A DataSet About College Majors
What kind of Data am i researching about and why?
My name is Max Juarez and i'm currently enrolled in Lehman College. I'm currently pursuing a degree in Computer Science while also trying to minor in mathematics. Since the day i had first enrolled in my very first class, i am proud to say that i have debated on pursuing in a different degree rather than trying to major in Computer Science thus the DataSet about College Majors piqued my interest.
Why did it piqued my interest?
I've always thought that technology will soon evolve to something greater that might eventually shape the whole world into something magnificent so i wanted to see whether or not Computer Science had a lot of enrolls. I was also interested in other majors that i wanted to try out other than Computer Science.
This dataset contains a few headers with a description as to what they are meant to show (purposes)
The headers are as follow:
- Major_code - Major Code, FO1DP in ACS PUMS
- Major - Major description
- Major_category - Category of major from Carnevale et al
- Total- Total number of people with major
- Employed - Number of employed (ESR == 1 or 2)
- Employed_full_time_year_round - Employed at least 50 weeks (WKW ==1 ) and at least 35 hours (WKHP >= 35)
- Unemployed - Number of unemployed (ESR ==3 )
- Unemployment_rate - Unemployed / (Unemployed + Employed)
- Median - Median earnings of full-time, year-round workers
- P25th - 25th percentile of earnigns
- P75th - 75th percentile of earnings
Unanswered questions i came up with?
What are the top 10 Majors with the most people enrolled in percentage and why do you (i) think these majors are the most popular?
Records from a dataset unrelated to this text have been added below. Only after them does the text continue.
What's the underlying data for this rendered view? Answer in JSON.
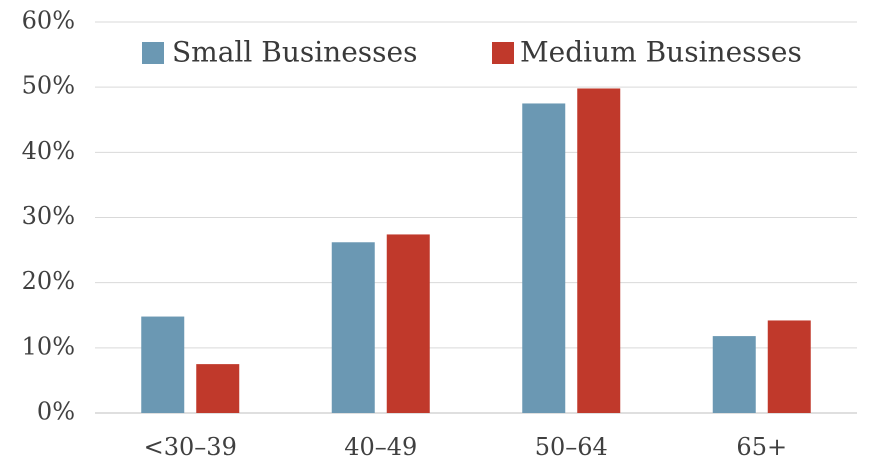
{
  "chart_data": {
    "type": "bar",
    "categories": [
      "<30–39",
      "40–49",
      "50–64",
      "65+"
    ],
    "series": [
      {
        "name": "Small Businesses",
        "color": "#6b98b3",
        "values": [
          14.8,
          26.2,
          47.5,
          11.8
        ]
      },
      {
        "name": "Medium Businesses",
        "color": "#c0392b",
        "values": [
          7.5,
          27.4,
          49.8,
          14.2
        ]
      }
    ],
    "y_ticks": [
      "0%",
      "10%",
      "20%",
      "30%",
      "40%",
      "50%",
      "60%"
    ],
    "ylim": [
      0,
      60
    ],
    "y_unit": "%",
    "grid": true,
    "legend_position": "top"
  }
}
The major with the most Employed? The Major with the most unemployed? Which of the majors have the least unemployment rate?
What is "Total"?
The total is defined as the amount of people that are majoring in a specific major, such as Computer Science, Nursing, Pharmacology, Geological and Geophysical Engineering, and so on. The total amount of students majoring in a specific kind of major is extremely valuable to determine the most popular type of degree and the least popular type of degree. The mean, standard deviation, skewness and kurtosis are:
Mean: 230256.6
Standard Deviation: 422068.5
Skewness: 3.591402
Kurtosis: 15.98407
BoxPlot and Histogram of the data "Total"
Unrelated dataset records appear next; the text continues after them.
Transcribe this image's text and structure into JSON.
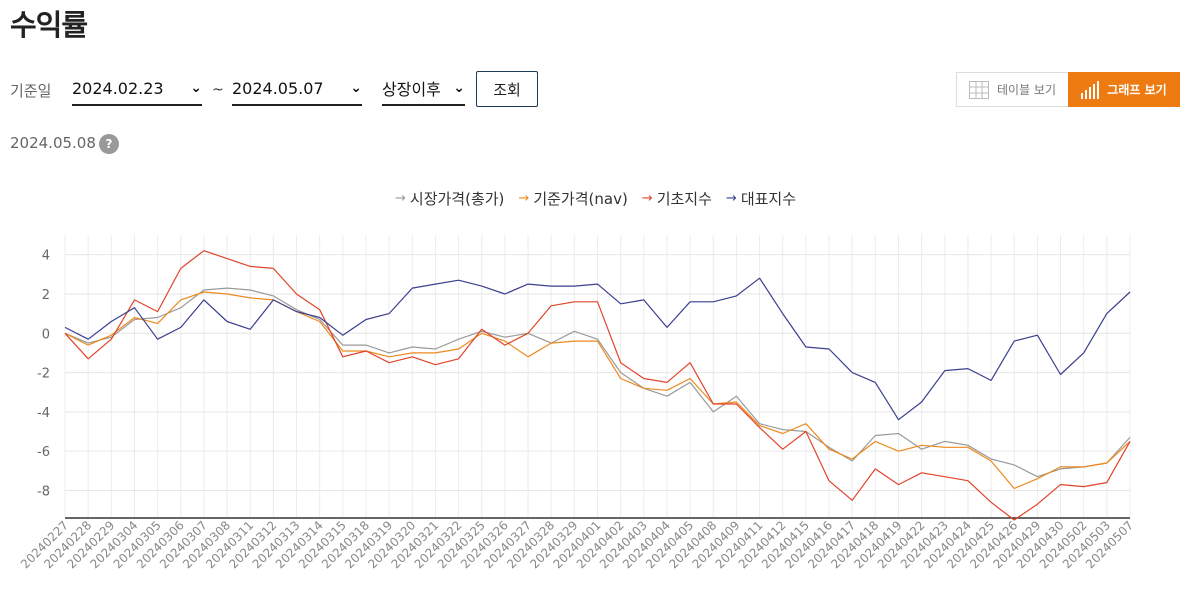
{
  "page": {
    "title": "수익률",
    "date_label": "기준일",
    "date_from": "2024.02.23",
    "date_to": "2024.05.07",
    "tilde": "~",
    "period_select": "상장이후",
    "search_button": "조회",
    "table_view_button": "테이블 보기",
    "graph_view_button": "그래프 보기",
    "as_of_date": "2024.05.08",
    "help_icon_text": "?"
  },
  "chart_data": {
    "type": "line",
    "x": [
      "20240227",
      "20240228",
      "20240229",
      "20240304",
      "20240305",
      "20240306",
      "20240307",
      "20240308",
      "20240311",
      "20240312",
      "20240313",
      "20240314",
      "20240315",
      "20240318",
      "20240319",
      "20240320",
      "20240321",
      "20240322",
      "20240325",
      "20240326",
      "20240327",
      "20240328",
      "20240329",
      "20240401",
      "20240402",
      "20240403",
      "20240404",
      "20240405",
      "20240408",
      "20240409",
      "20240411",
      "20240412",
      "20240415",
      "20240416",
      "20240417",
      "20240418",
      "20240419",
      "20240422",
      "20240423",
      "20240424",
      "20240425",
      "20240426",
      "20240429",
      "20240430",
      "20240502",
      "20240503",
      "20240507"
    ],
    "ylim": [
      -9.4,
      5
    ],
    "yticks": [
      4,
      2,
      0,
      -2,
      -4,
      -6,
      -8
    ],
    "grid": true,
    "legend_position": "top-center",
    "series": [
      {
        "name": "시장가격(총가)",
        "color": "#9a9a9a",
        "values": [
          0.0,
          -0.5,
          -0.2,
          0.7,
          0.8,
          1.3,
          2.2,
          2.3,
          2.2,
          1.9,
          1.2,
          0.7,
          -0.6,
          -0.6,
          -1.0,
          -0.7,
          -0.8,
          -0.3,
          0.1,
          -0.2,
          0.0,
          -0.5,
          0.1,
          -0.3,
          -2.0,
          -2.8,
          -3.2,
          -2.5,
          -4.0,
          -3.2,
          -4.6,
          -4.9,
          -5.0,
          -5.8,
          -6.5,
          -5.2,
          -5.1,
          -5.9,
          -5.5,
          -5.7,
          -6.4,
          -6.7,
          -7.3,
          -6.9,
          -6.8,
          -6.6,
          -5.3
        ]
      },
      {
        "name": "기준가격(nav)",
        "color": "#ee8a1e",
        "values": [
          0.0,
          -0.6,
          -0.1,
          0.8,
          0.5,
          1.7,
          2.1,
          2.0,
          1.8,
          1.7,
          1.1,
          0.6,
          -0.9,
          -0.9,
          -1.2,
          -1.0,
          -1.0,
          -0.8,
          0.0,
          -0.4,
          -1.2,
          -0.5,
          -0.4,
          -0.4,
          -2.3,
          -2.8,
          -2.9,
          -2.3,
          -3.6,
          -3.5,
          -4.7,
          -5.1,
          -4.6,
          -5.9,
          -6.4,
          -5.5,
          -6.0,
          -5.7,
          -5.8,
          -5.8,
          -6.5,
          -7.9,
          -7.4,
          -6.8,
          -6.8,
          -6.6,
          -5.5
        ]
      },
      {
        "name": "기초지수",
        "color": "#e0442a",
        "values": [
          0.0,
          -1.3,
          -0.3,
          1.7,
          1.1,
          3.3,
          4.2,
          3.8,
          3.4,
          3.3,
          2.0,
          1.2,
          -1.2,
          -0.9,
          -1.5,
          -1.2,
          -1.6,
          -1.3,
          0.2,
          -0.6,
          0.0,
          1.4,
          1.6,
          1.6,
          -1.5,
          -2.3,
          -2.5,
          -1.5,
          -3.6,
          -3.6,
          -4.8,
          -5.9,
          -5.0,
          -7.5,
          -8.5,
          -6.9,
          -7.7,
          -7.1,
          -7.3,
          -7.5,
          -8.6,
          -9.5,
          -8.7,
          -7.7,
          -7.8,
          -7.6,
          -5.5
        ]
      },
      {
        "name": "대표지수",
        "color": "#3a3f8f",
        "values": [
          0.3,
          -0.3,
          0.6,
          1.3,
          -0.3,
          0.3,
          1.7,
          0.6,
          0.2,
          1.7,
          1.1,
          0.8,
          -0.1,
          0.7,
          1.0,
          2.3,
          2.5,
          2.7,
          2.4,
          2.0,
          2.5,
          2.4,
          2.4,
          2.5,
          1.5,
          1.7,
          0.3,
          1.6,
          1.6,
          1.9,
          2.8,
          1.0,
          -0.7,
          -0.8,
          -2.0,
          -2.5,
          -4.4,
          -3.5,
          -1.9,
          -1.8,
          -2.4,
          -0.4,
          -0.1,
          -2.1,
          -1.0,
          1.0,
          2.1
        ]
      }
    ]
  }
}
The boxplot used to plot the column Total of all-ages.csv is essential to understand the amount of students who ended up with pursing a major. It appears as if the boxplot was the one and only graph that truly captured the data's purpose. One can easily find the outliers, datum detached from the rest of the data that looked inconsistent and it appears that the graph captured 24 outliers, data that exceeded an amount that other data did not. These 24 outliers were the top 24 majors that were popular among other majors.
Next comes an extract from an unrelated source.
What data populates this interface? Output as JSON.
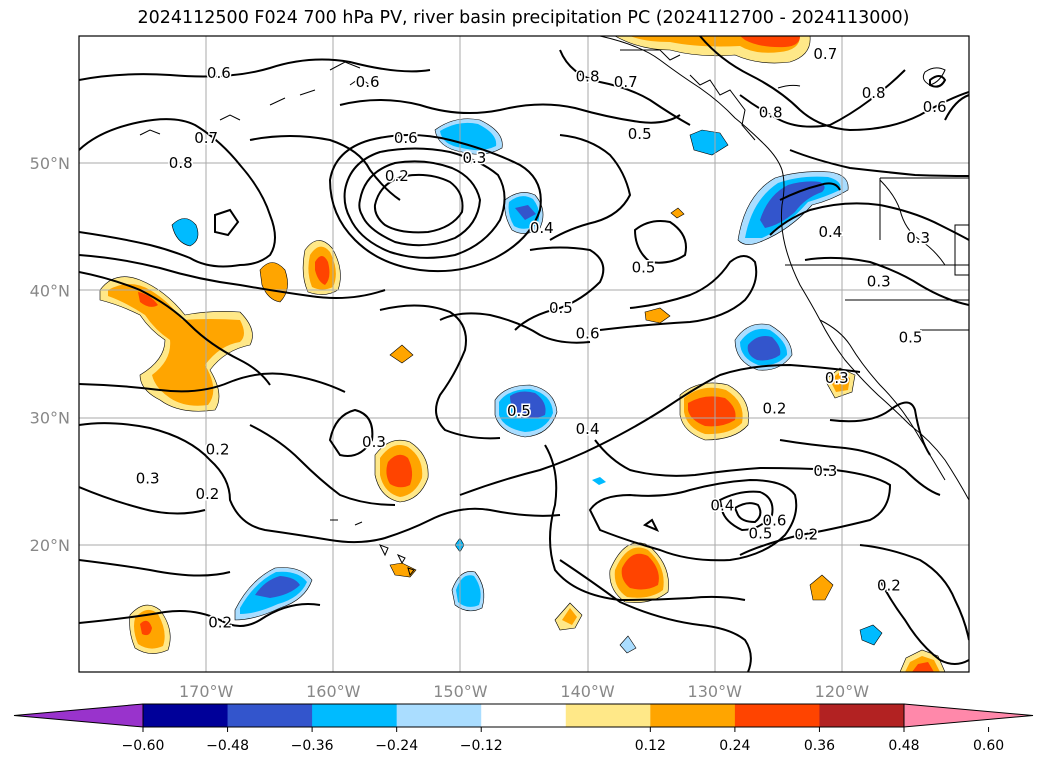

The data's histogram has a skewness of 3.591402 and a kurtosis of 15.98. The kurtosis's value appears to categorize the data as a platykurtic and a positive skewness which let me to believe that the data is slightly skewed to the right. Although, it appears that the graph has a random distribution. My assumption is that the histogram didn't help as much as i thought it would've had.
Computing a confidence interval for the "Total" # 1:
Knowing that the mean of the data "Total" is mean = 230256.6, the standard deviation = 422068.5, and the dataset has a length of n = 173. We can compute the margin of error by adding/subtracting the mean from the confidence level times the standard deviation over the square root of n (230256.6 ± 1.959964 * 422068.5/sqrt(173)) which gives us the range where the true mean lands on: [167362.8, 293150.4].
Citation: I want to give a huge thanks to FiveThirdyEight on Github for the huge amount of DataSets that was posted to the public. Without this, i wouldn't had been able to come across the all-ages.csv Also, the all-ages.csv was based on an article called The Economic Guide To Picking A College Major which also has a bunch of information regarding college majors and goes in depth on the good and bad sides of some majors.